Tall Timber Design Guides launched
Wednesday 24 Apr 2019
The guides are aimed at architects, engineers, developers, quantity surveyors, building consent officials and other professionals to enable them to better understand the advantages of modern engineered wood products and timber systems, confident that recommendations are in line with all current applicable Standards.
Mr van Houtte pointed out that the majority of New Zealand’s technical timber research organisations and developers had pooled their resources and expertise to produce these. The guides were originally envisioned as a series of five booklets but have become at least 54 (pending funding), expected to be rolled out over the next 18 months and funded by contributions from forestry, wood processing, research and timber technology groups.
It’s hoped the guides will promote the uptake of prefabricated timber components and engineered wood products in New Zealand’s construction sector, and help medium-rise timber buildings to be confidently specified.
This is an exciting time for timber, he believes. “Timber construction is becoming accepted for commercial and multi-storey buildings, and as a preferred material for prefabrication. Its seismic resilience properties are well proven, and it has strong environmental credentials.
“The guides should ensure good design, accurate costings and easy consenting,” he said. “With timber’s whole of life and proven recycling attributes, a more sustainable built environment can result as well.”

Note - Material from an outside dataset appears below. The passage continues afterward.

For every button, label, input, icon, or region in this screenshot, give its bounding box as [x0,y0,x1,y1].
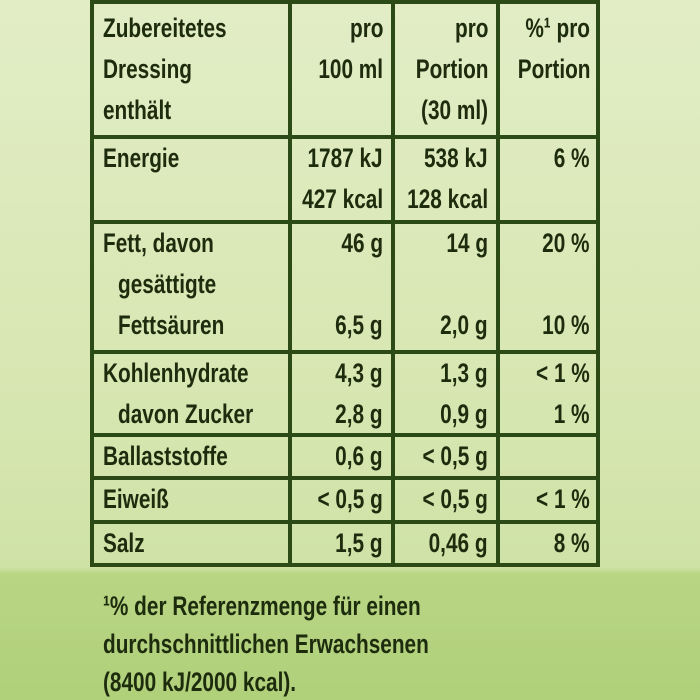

Timber expert Professor Andy Buchanan explained that these guides will update the more familiar “pink book” for engineering and architecture professionals, and will demonstrate the careful science behind the facts contained in the guides – which will be able to refute any spurious claims made by competing structural material proponents.
Dr Helen Anderson, Chair of BRANZ, Scion and MBIE’s Building Advisory panel, agreed with this analysis. “Good quality information needs to be readily available to professionals, so misapprehensions about timber’s structural integrity can be quickly dispelled,” she said. “At another recent conference, a UK speaker blamed timber in part for the Grenfell Tower fire of 2017 rather than the aluminium cladding and insulation. Such attitudes urgently need to be challenged.”
Science proving timber’s increased resistance to fire is one reason the Fire Safety Guide was the first to be released. Second will be the “Designing for Prefabrication Guide,” expected to be available in May.
Ultimately, Mr van Houtte would like to see a cloud-based, searchable library available through a dedicated timber design centre, although the guides will be available individually through www.wpma.org.nz in the meantime.